The Brexit answer to all this is that our future tends to lie outside Europe, in the emerging economies. Perhaps we can roam as free-traders through the rest of the world. But, in case your Lordships have not noticed, it is not 1850 anymore, and there is no British Empire. There is a need to deal with President “America First” Trump and with China and India, which as others have pointed out have their own agendas and some raw grievances about British imperialism in the past. There are not so many other attractive markets to which you can look to replace this huge, rich, single market of which we are currently a member.

Of course we need to do more trade outside the EU, and follow the German example—they do it, the French do it, and their exports are a lot bigger than ours. The problem—of why we do not do rather better—as others have said, does not lie with the European Union but with us. But why are we even thinking of putting in peril our existing trade with the EU, this huge area on our doorstep, and instead setting course for somewhere—sometimes it sounds like anywhere—over the rainbow? I am therefore fully in support of my noble friend Lord Adonis in his amendment. The single market and the customs union should at least be our default position—certainly not flopping out on to WTO conditions.

This would of course involve acceptance of the principle of free movement of labour. I accept that concern about migration was a major factor—probably the major factor—behind the leave vote, certainly among Labour voters. This was very well recognised recently by President Macron in his Guardian interview just last Saturday. I believe that the threat from migration was exaggerated, but there were undoubted problems in particular localities. These could have been addressed earlier if advice given by trade unions had been listened to more carefully. We campaigned for migrants to get the rate for the job, not just the minimum wage. We campaigned for jobs to be advertised at home as well as abroad, for training programmes to steer British workers into available jobs and for local authorities in areas of high migration to continue to receive extra help—that was cancelled by the coalition Government.
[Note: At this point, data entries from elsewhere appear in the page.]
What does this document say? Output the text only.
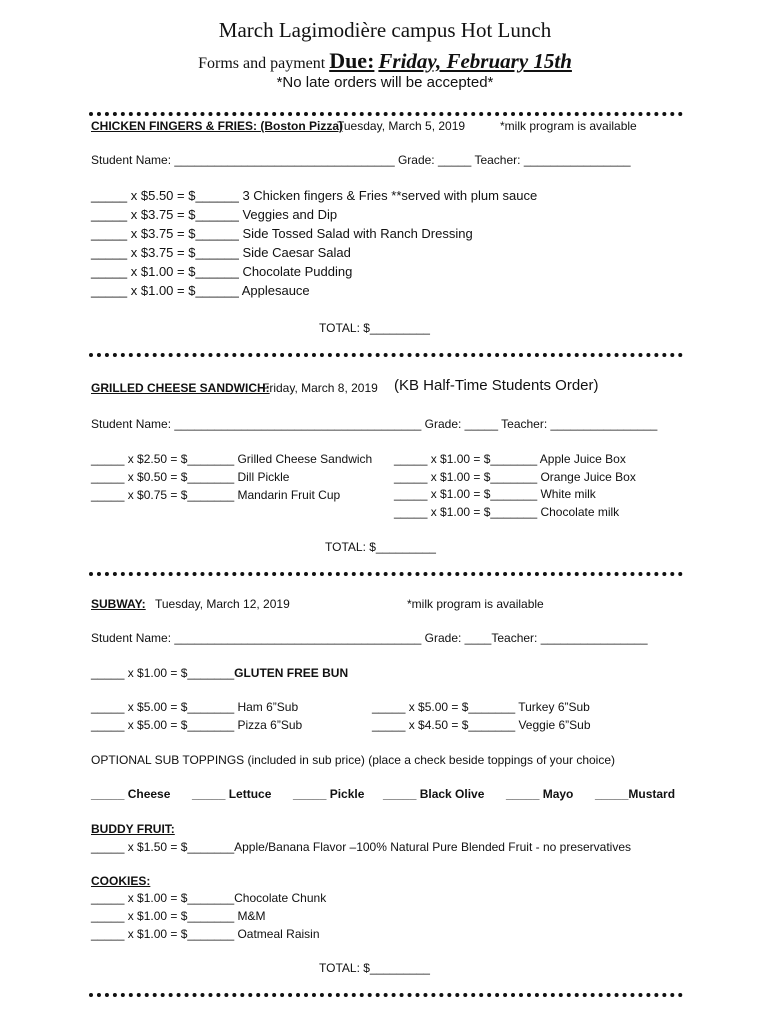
March Lagimodière campus Hot Lunch
Forms and payment Due: Friday, February 15th
*No late orders will be accepted*
CHICKEN FINGERS & FRIES: (Boston Pizza)
Tuesday, March 5, 2019	*milk program is available
Student Name: _________________________________ Grade: _____ Teacher: ________________
_____ x $5.50 = $______ 3 Chicken fingers & Fries **served with plum sauce
_____ x $3.75 = $______ Veggies and Dip
_____ x $3.75 = $______ Side Tossed Salad with Ranch Dressing
_____ x $3.75 = $______ Side Caesar Salad
_____ x $1.00 = $______ Chocolate Pudding
_____ x $1.00 = $______ Applesauce
TOTAL: $_________
GRILLED CHEESE SANDWICH:
Friday, March 8, 2019 (KB Half-Time Students Order)
Student Name: _____________________________________ Grade: _____ Teacher: ________________
_____ x $2.50 = $_______ Grilled Cheese Sandwich
_____ x $0.50 = $_______ Dill Pickle
_____ x $0.75 = $_______ Mandarin Fruit Cup
_____ x $1.00 = $_______ Apple Juice Box
_____ x $1.00 = $_______ Orange Juice Box
_____ x $1.00 = $_______ White milk
_____ x $1.00 = $_______ Chocolate milk
TOTAL: $_________
SUBWAY: Tuesday, March 12, 2019	*milk program is available
Student Name: _____________________________________ Grade: ____Teacher: ________________
_____ x $1.00 = $_______GLUTEN FREE BUN
_____ x $5.00 = $_______ Ham 6”Sub
_____ x $5.00 = $_______ Pizza 6”Sub
_____ x $5.00 = $_______ Turkey 6”Sub
_____ x $4.50 = $_______ Veggie 6”Sub
OPTIONAL SUB TOPPINGS (included in sub price) (place a check beside toppings of your choice)
_____ Cheese _____ Lettuce _____ Pickle _____ Black Olive _____ Mayo _____Mustard
BUDDY FRUIT:
_____ x $1.50 = $_______Apple/Banana Flavor –100% Natural Pure Blended Fruit - no preservatives
COOKIES:
_____ x $1.00 = $_______Chocolate Chunk
_____ x $1.00 = $_______ M&M
_____ x $1.00 = $_______ Oatmeal Raisin
TOTAL: $_________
Other EU countries, by the way, have already adopted these kinds of measures. We could have done the same had we chosen to do so, and we still can—if we choose to do so.
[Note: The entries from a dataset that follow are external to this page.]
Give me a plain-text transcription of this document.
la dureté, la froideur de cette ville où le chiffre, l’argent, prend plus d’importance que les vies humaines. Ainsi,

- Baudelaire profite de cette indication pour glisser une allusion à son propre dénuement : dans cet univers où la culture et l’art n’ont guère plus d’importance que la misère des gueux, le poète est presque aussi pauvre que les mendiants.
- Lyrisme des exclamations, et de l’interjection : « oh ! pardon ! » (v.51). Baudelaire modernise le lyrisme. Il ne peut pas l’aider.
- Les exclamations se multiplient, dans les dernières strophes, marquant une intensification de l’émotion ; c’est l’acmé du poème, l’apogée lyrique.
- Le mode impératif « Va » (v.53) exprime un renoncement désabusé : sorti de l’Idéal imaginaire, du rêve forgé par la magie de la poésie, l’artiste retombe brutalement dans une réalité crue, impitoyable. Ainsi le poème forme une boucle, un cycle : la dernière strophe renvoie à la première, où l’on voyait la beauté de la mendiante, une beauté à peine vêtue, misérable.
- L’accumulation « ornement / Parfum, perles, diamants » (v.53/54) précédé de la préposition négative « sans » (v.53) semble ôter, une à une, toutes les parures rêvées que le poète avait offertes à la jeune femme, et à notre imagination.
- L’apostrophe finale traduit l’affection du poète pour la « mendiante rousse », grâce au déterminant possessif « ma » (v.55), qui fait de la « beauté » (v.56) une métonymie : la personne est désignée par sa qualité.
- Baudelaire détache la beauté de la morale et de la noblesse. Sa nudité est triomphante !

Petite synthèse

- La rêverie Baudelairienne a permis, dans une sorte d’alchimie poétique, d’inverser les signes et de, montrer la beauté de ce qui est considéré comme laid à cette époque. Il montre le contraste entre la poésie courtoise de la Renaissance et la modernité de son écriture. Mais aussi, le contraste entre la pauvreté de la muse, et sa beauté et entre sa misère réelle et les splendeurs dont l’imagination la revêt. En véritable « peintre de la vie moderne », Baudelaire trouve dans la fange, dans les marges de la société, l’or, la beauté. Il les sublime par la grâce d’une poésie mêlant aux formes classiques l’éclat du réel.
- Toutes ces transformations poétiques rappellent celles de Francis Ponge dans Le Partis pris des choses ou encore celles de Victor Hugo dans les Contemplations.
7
We should therefore hang on to our membership of the single market and the customs union. We can join EFTA. That would not be comfortable and could feel a bit humiliating, but it is a way of doing a job that we need to do. It is not ideal, but we are in the business of making the best of a bad job and avoiding the further vandalism to our economy which I believe Brexit is inflicting. How many plants have to close before the penny drops? How many jobs have to emigrate before the Government realise the folly of their course? Support the Adonis amendment.